As the demand pressure movement at the inter-foreign exchange market (IFEM), the exchange rate of the naira came under renewed pressured in spite of CBN’s determination to fund the growing demand for foreign exchange. The naira cost 1% of its face value in February 2002 dropping from N11396 to N114, 75 per dollar at the official market in the parallel market, it cost 2.3% of its value as depreciates from N135.52 to N138.68 per dollar. This was an indication that inflation rat is on the increase (Yansi, 2002).
This study is being carried out to know the different CBN credit instruments and their effectiveness in inflationary control.
STATEMENT OF THE PROBLEM
This research project is designed to investigate inflation control through the use of monetary policy. There have been various efforts by the government to combat inflation in the country. But in spite of all these efforts being made, inflation is said to be alarming in the country. Nigerian industries as well as individuals are groaning under the crusting effect of inflation.
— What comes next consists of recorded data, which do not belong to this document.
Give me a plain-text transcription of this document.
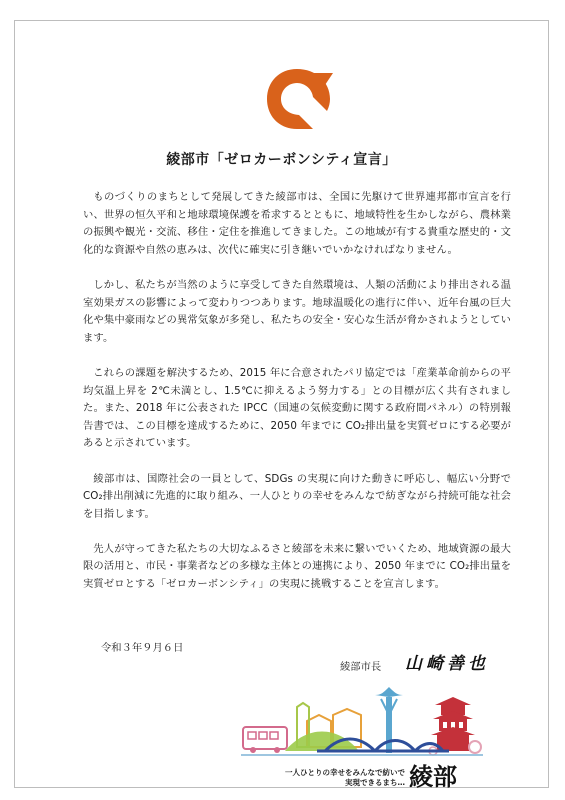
綾部市「ゼロカーボンシティ宣言」

ものづくりのまちとして発展してきた綾部市は、全国に先駆けて世界連邦都市宣言を行い、世界の恒久平和と地球環境保護を希求するとともに、地域特性を生かしながら、農林業の振興や観光・交流、移住・定住を推進してきました。この地域が有する貴重な歴史的・文化的な資源や自然の恵みは、次代に確実に引き継いでいかなければなりません。

しかし、私たちが当然のように享受してきた自然環境は、人類の活動により排出される温室効果ガスの影響によって変わりつつあります。地球温暖化の進行に伴い、近年台風の巨大化や集中豪雨などの異常気象が多発し、私たちの安全・安心な生活が脅かされようとしています。

これらの課題を解決するため、2015 年に合意されたパリ協定では「産業革命前からの平均気温上昇を 2℃未満とし、1.5℃に抑えるよう努力する」との目標が広く共有されました。また、2018 年に公表された IPCC（国連の気候変動に関する政府間パネル）の特別報告書では、この目標を達成するために、2050 年までに CO₂排出量を実質ゼロにする必要があると示されています。

綾部市は、国際社会の一員として、SDGs の実現に向けた動きに呼応し、幅広い分野で CO₂排出削減に先進的に取り組み、一人ひとりの幸せをみんなで紡ぎながら持続可能な社会を目指します。

先人が守ってきた私たちの大切なふるさと綾部を未来に繋いでいくため、地域資源の最大限の活用と、市民・事業者などの多様な主体との連携により、2050 年までに CO₂排出量を実質ゼロとする「ゼロカーボンシティ」の実現に挑戦することを宣言します。

令和３年９月６日
綾部市長 山崎善也
一人ひとりの幸せをみんなで紡いで
実現できるまち… 綾部
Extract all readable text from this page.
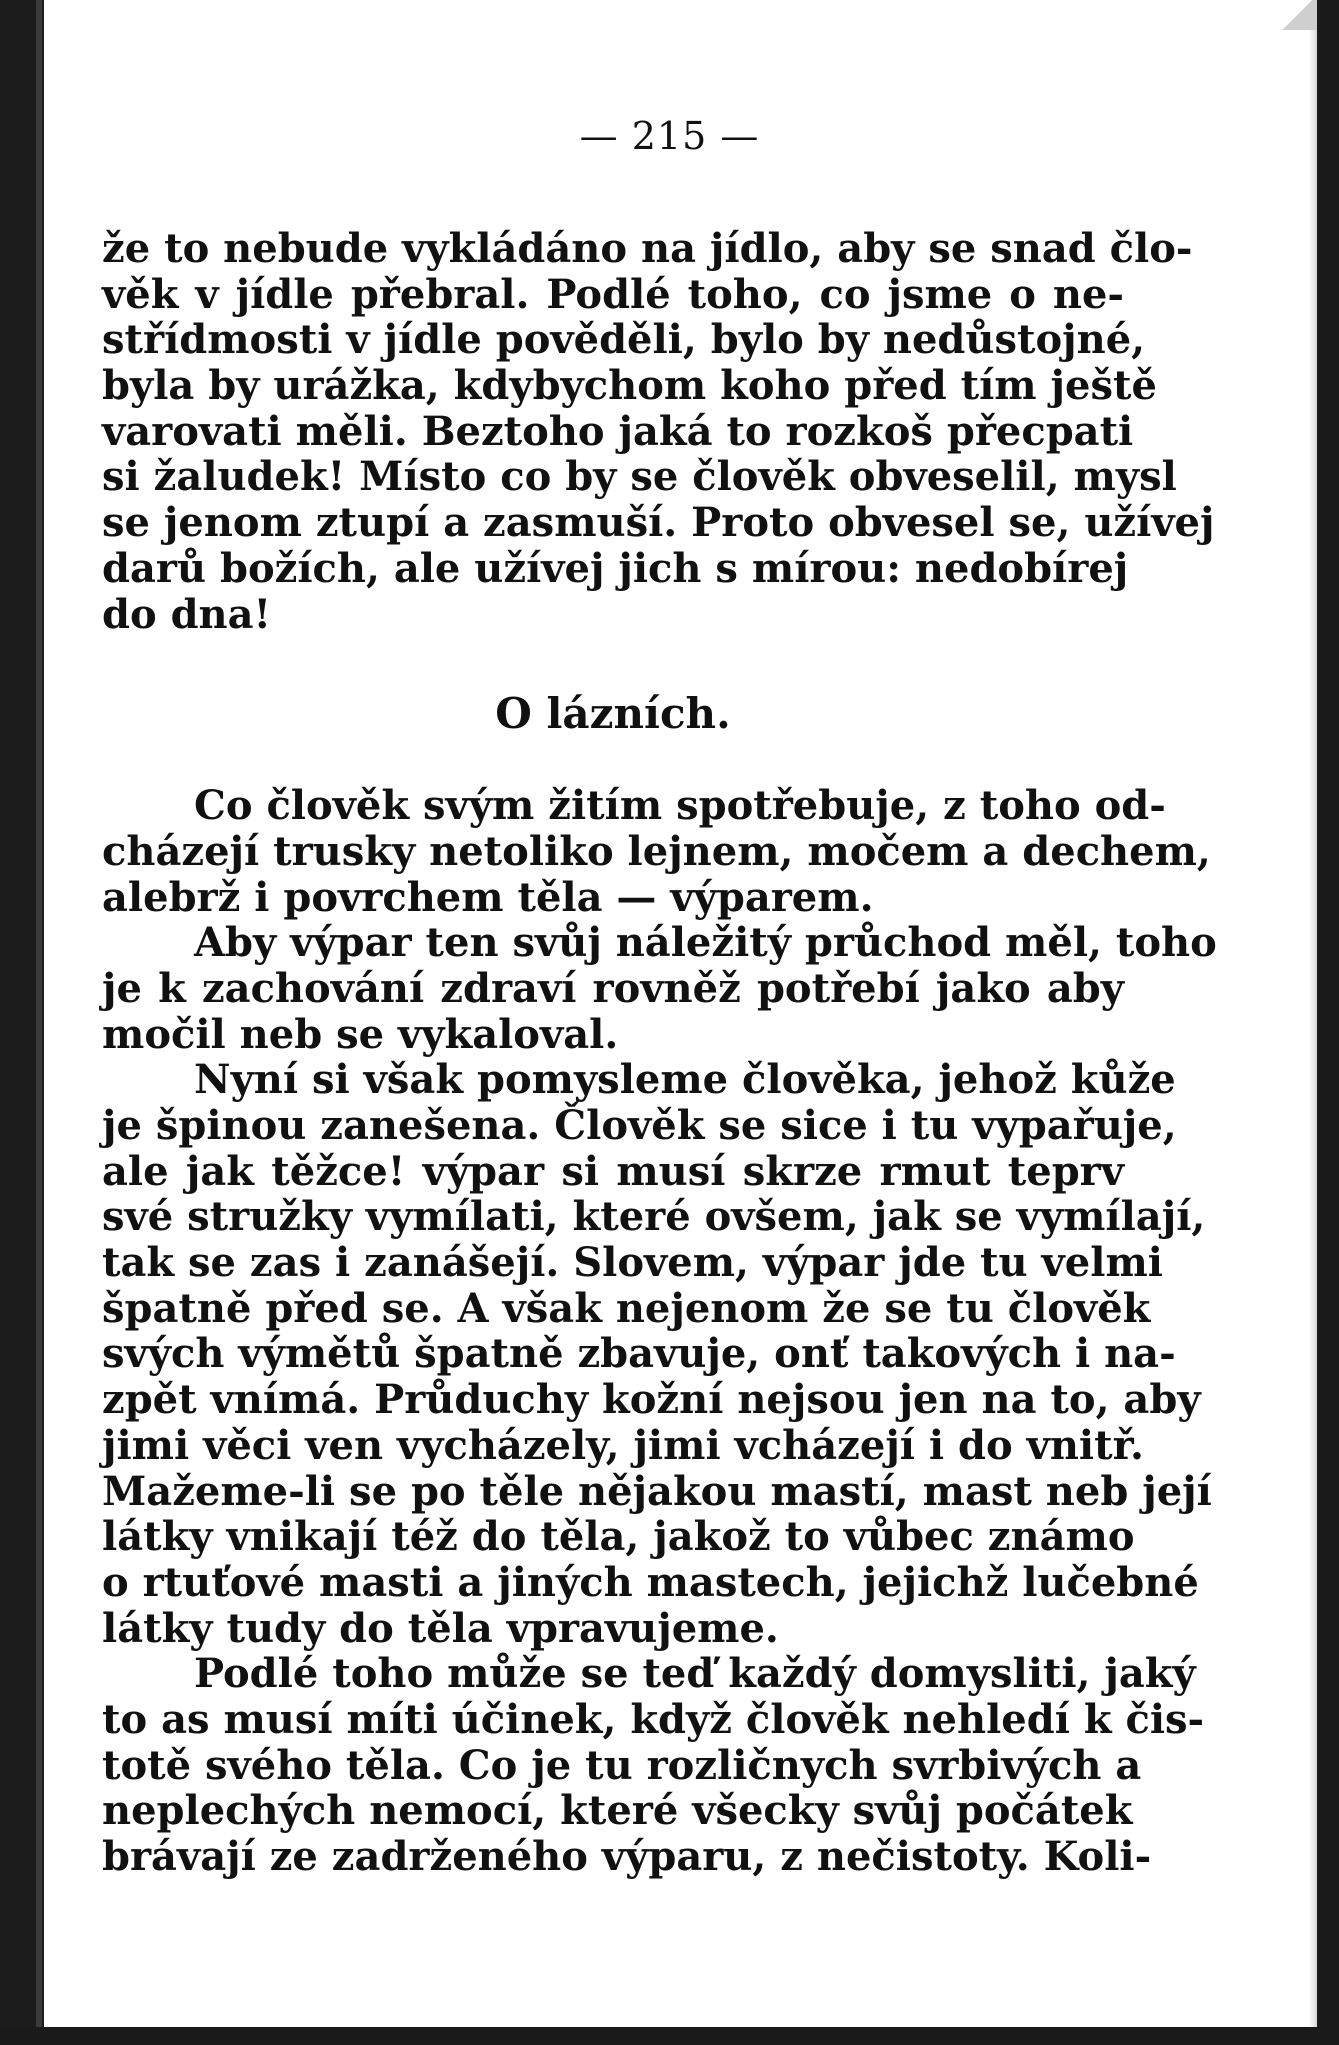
— 215 —
že to nebude vykládáno na jídlo, aby se snad člo-
věk v jídle přebral. Podlé toho, co jsme o ne-
střídmosti v jídle pověděli, bylo by nedůstojné,
byla by urážka, kdybychom koho před tím ještě
varovati měli. Beztoho jaká to rozkoš přecpati
si žaludek! Místo co by se člověk obveselil, mysl
se jenom ztupí a zasmuší. Proto obvesel se, užívej
darů božích, ale užívej jich s mírou: nedobírej
do dna!
O lázních.
Co člověk svým žitím spotřebuje, z toho od-
cházejí trusky netoliko lejnem, močem a dechem,
alebrž i povrchem těla — výparem.
Aby výpar ten svůj náležitý průchod měl, toho
je k zachování zdraví rovněž potřebí jako aby
močil neb se vykaloval.
Nyní si však pomysleme člověka, jehož kůže
je špinou zanešena. Člověk se sice i tu vypařuje,
ale jak těžce! výpar si musí skrze rmut teprv
své stružky vymílati, které ovšem, jak se vymílají,
tak se zas i zanášejí. Slovem, výpar jde tu velmi
špatně před se. A však nejenom že se tu člověk
svých výmětů špatně zbavuje, onť takových i na-
zpět vnímá. Průduchy kožní nejsou jen na to, aby
jimi věci ven vycházely, jimi vcházejí i do vnitř.
Mažeme-li se po těle nějakou mastí, mast neb její
látky vnikají též do těla, jakož to vůbec známo
o rtuťové masti a jiných mastech, jejichž lučebné
látky tudy do těla vpravujeme.
Podlé toho může se teď každý domysliti, jaký
to as musí míti účinek, když člověk nehledí k čis-
totě svého těla. Co je tu rozličnych svrbivých a
neplechých nemocí, které všecky svůj počátek
brávají ze zadrženého výparu, z nečistoty. Koli-
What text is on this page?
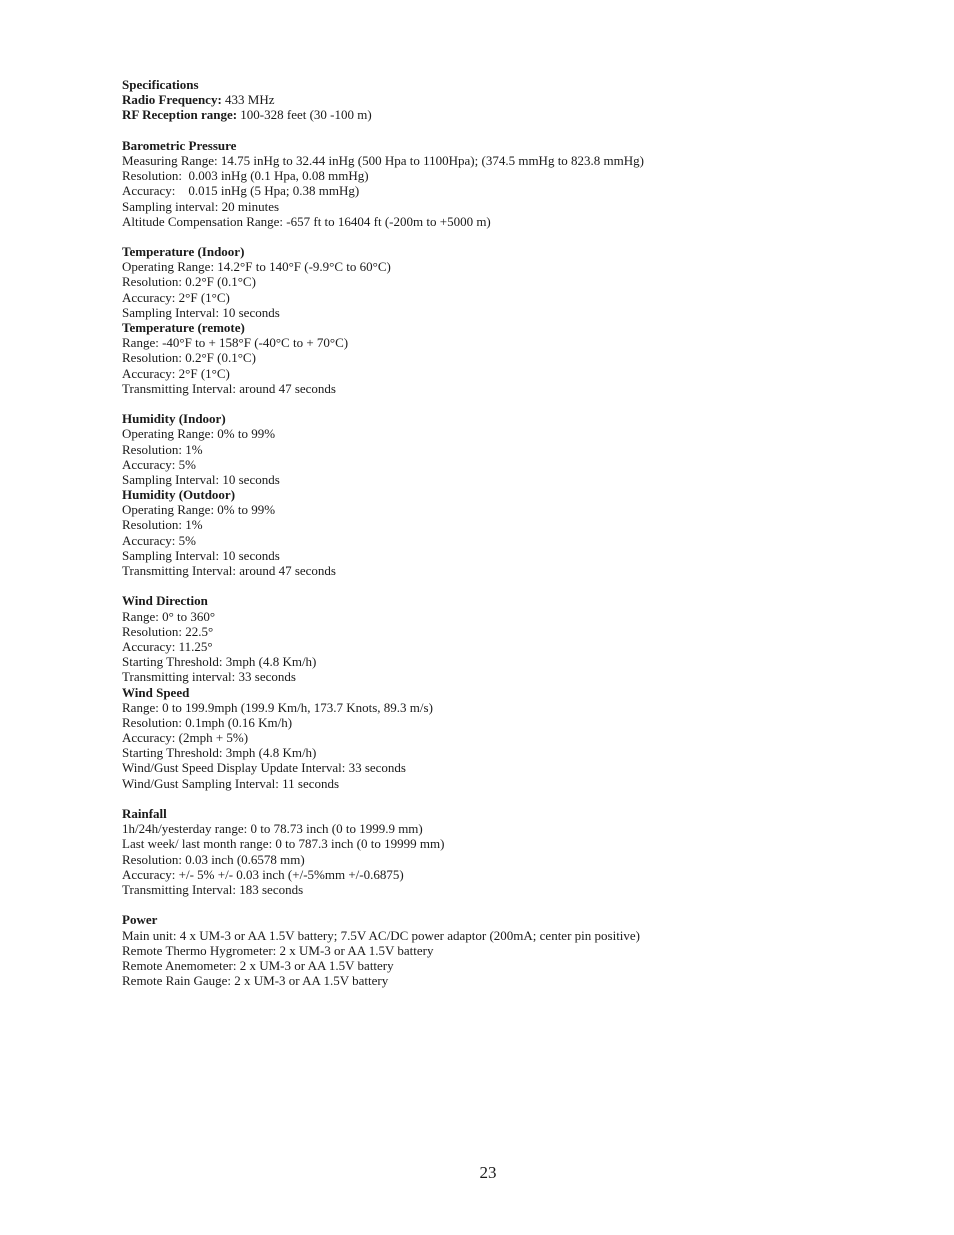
Specifications
Radio Frequency: 433 MHz
RF Reception range: 100-328 feet (30 -100 m)
Barometric Pressure
Measuring Range: 14.75 inHg to 32.44 inHg (500 Hpa to 1100Hpa); (374.5 mmHg to 823.8 mmHg)
Resolution:  0.003 inHg (0.1 Hpa, 0.08 mmHg)
Accuracy:    0.015 inHg (5 Hpa; 0.38 mmHg)
Sampling interval: 20 minutes
Altitude Compensation Range: -657 ft to 16404 ft (-200m to +5000 m)
Temperature (Indoor)
Operating Range: 14.2°F to 140°F (-9.9°C to 60°C)
Resolution: 0.2°F (0.1°C)
Accuracy: 2°F (1°C)
Sampling Interval: 10 seconds
Temperature (remote)
Range: -40°F to + 158°F (-40°C to + 70°C)
Resolution: 0.2°F (0.1°C)
Accuracy: 2°F (1°C)
Transmitting Interval: around 47 seconds
Humidity (Indoor)
Operating Range: 0% to 99%
Resolution: 1%
Accuracy: 5%
Sampling Interval: 10 seconds
Humidity (Outdoor)
Operating Range: 0% to 99%
Resolution: 1%
Accuracy: 5%
Sampling Interval: 10 seconds
Transmitting Interval: around 47 seconds
Wind Direction
Range: 0° to 360°
Resolution: 22.5°
Accuracy: 11.25°
Starting Threshold: 3mph (4.8 Km/h)
Transmitting interval: 33 seconds
Wind Speed
Range: 0 to 199.9mph (199.9 Km/h, 173.7 Knots, 89.3 m/s)
Resolution: 0.1mph (0.16 Km/h)
Accuracy: (2mph + 5%)
Starting Threshold: 3mph (4.8 Km/h)
Wind/Gust Speed Display Update Interval: 33 seconds
Wind/Gust Sampling Interval: 11 seconds
Rainfall
1h/24h/yesterday range: 0 to 78.73 inch (0 to 1999.9 mm)
Last week/ last month range: 0 to 787.3 inch (0 to 19999 mm)
Resolution: 0.03 inch (0.6578 mm)
Accuracy: +/- 5% +/- 0.03 inch (+/-5%mm +/-0.6875)
Transmitting Interval: 183 seconds
Power
Main unit: 4 x UM-3 or AA 1.5V battery; 7.5V AC/DC power adaptor (200mA; center pin positive)
Remote Thermo Hygrometer: 2 x UM-3 or AA 1.5V battery
Remote Anemometer: 2 x UM-3 or AA 1.5V battery
Remote Rain Gauge: 2 x UM-3 or AA 1.5V battery
23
What the causes of the phenomenon, what measures are taken so far to combat the situation, are credit instrument of CBN effective or ineffective in controlling inflation? (Ozo, et al 1999).
        OBJECTIVES OF THE STUDY
1.     To find out whether currency devaluation is a cause of inflation.
2.     To find out the extent to which inflation has effected the economy.
3.     To determine the effectiveness of open market operations as a tool for inflation control.
4.     To identify the adverse effect of inflation on economic growth.
5.     To recommend measures for effective control of inflation through monetary measures.
        RESEARCH QUESTION
1.     Is currency devaluation a cause of inflation?
2.     To what extent has inflation affected the economy?

3.     What is the effectiveness of open market operation as a tool for inflation control?
        SIGNIFICANCE OF THE STUDY
The study is very timely, today that inflation trends is at an alarming rate in Nigerian economy. This study will be of immense benefit to the government and experts and students to determine the extent of the effect now of CBN monetary policy as a tool of inflation control. In addition, the study will determine the facts or problem limiting the effectiveness of these instruments. It is expected that the findings will help to bridge any gap that may exist and to make this instruments effective in inflation control (Ozo et al 1999).
The government achieved its objectives in economic growth and stability through inflation control we will help the government to know whether to pump money into the economy or not.